The curve, which represented the yields of different maturity bonds, was used to evaluate the future of interest rates. The Reserve Bank of India would use all policy tools to combat inflation, Mohan said. "All of this is pointing toward higher interest rates,'' said R A Sankaranarayanan, chief of trading at state-owned Bank of India in Mumbai.
 
"There are better chances of an increase in the cash reserve ratio. We've already seen the yields moving up on those comments on the long-end of the curve.''
 
The yield on the benchmark 8.07 per cent bond due January 2017 rose 13 basis points, or 0.13 percentage, to 7.96 per cent as of the 5:30 pm close in Mumbai. That is the highest since August 30.
 
The price of the security fell 0.85, or 85 paise, to Rs 100.75, according to the central bank's trading system.

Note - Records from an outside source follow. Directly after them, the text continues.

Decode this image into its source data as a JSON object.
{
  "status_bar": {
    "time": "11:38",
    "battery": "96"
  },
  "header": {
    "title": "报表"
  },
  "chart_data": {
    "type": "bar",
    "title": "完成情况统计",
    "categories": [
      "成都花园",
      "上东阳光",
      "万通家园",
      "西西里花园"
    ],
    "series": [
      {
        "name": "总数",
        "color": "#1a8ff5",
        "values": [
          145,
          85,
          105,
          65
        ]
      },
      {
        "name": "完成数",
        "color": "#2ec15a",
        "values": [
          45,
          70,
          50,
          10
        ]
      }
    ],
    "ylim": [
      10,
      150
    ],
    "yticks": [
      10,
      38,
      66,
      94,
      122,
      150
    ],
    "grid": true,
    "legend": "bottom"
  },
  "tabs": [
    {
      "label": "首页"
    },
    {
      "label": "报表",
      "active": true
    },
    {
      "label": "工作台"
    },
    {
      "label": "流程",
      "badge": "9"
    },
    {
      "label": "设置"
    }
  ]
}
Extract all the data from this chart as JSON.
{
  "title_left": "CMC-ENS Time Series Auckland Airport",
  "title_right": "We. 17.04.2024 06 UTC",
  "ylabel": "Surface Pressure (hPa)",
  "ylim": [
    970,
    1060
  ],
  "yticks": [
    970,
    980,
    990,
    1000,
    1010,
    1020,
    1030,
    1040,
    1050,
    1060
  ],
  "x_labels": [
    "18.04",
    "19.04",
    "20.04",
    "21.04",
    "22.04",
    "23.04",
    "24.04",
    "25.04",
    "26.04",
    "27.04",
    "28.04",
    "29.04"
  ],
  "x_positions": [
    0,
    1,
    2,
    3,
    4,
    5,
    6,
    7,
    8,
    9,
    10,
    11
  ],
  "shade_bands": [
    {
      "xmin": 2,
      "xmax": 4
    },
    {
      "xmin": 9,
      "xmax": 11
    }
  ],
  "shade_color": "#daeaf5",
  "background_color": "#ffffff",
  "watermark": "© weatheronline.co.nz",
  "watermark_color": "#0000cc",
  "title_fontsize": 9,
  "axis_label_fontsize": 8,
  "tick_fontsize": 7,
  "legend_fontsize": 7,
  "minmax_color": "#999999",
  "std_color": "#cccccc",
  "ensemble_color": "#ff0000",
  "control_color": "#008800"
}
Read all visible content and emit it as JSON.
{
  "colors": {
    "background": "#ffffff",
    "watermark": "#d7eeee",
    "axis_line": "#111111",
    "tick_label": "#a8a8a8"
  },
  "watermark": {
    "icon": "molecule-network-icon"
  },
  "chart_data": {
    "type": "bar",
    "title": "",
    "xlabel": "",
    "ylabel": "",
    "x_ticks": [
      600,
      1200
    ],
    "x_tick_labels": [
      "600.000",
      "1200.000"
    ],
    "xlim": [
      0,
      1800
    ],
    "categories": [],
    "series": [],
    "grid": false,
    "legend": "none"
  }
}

The fall today is the biggest since January 12.
 
The central bank, which raised the overnight lending rate for the fifth time in a year on January 31, is fighting to prevent inflation from derailing economic growth that reached an unprecedented 9 per cent in the year ended March 31, 2006.
 
"The firming up of inflation bothers us,'' Mohan said."It does represent a key concern for us in overall macroeconomic management.''
 
The Reserve Bank in December also decided to raise the amount of cash lenders must set aside to cover deposits, or cash reserve ratio, by half a percentage, to remove excess cash from the banking system.
 
Inflation accelerated to 6.58 per cent in the week ended January 27, the fastest pace in more than two years, the government said on February 9. That was more than a percentage higher than the upper end of the 5 per cent to 5.5 per cent range targeted by the central bank for the financial year through March.
 
``Changes in the short-term rates have not transmitted to the longer end of the yield curve,'' Mohan said. "There's a great compression of spreads and the yield curve has flattened.''
 
Bonds may pare losses on speculation an increase in cash surpluses with banks will encourage them to buy debt.
 
"There is speculation the central bank sold the rupee in the currency market which boosted the cash surplus in the system,'' said Rajesh Babu, a trader at state-owned Andhra Bank in Mumbai. "That may help bonds recover losses.''
 
The central bank net drained funds from the banking system for four days through today. Before that the bank had been adding funds to the system since December 13.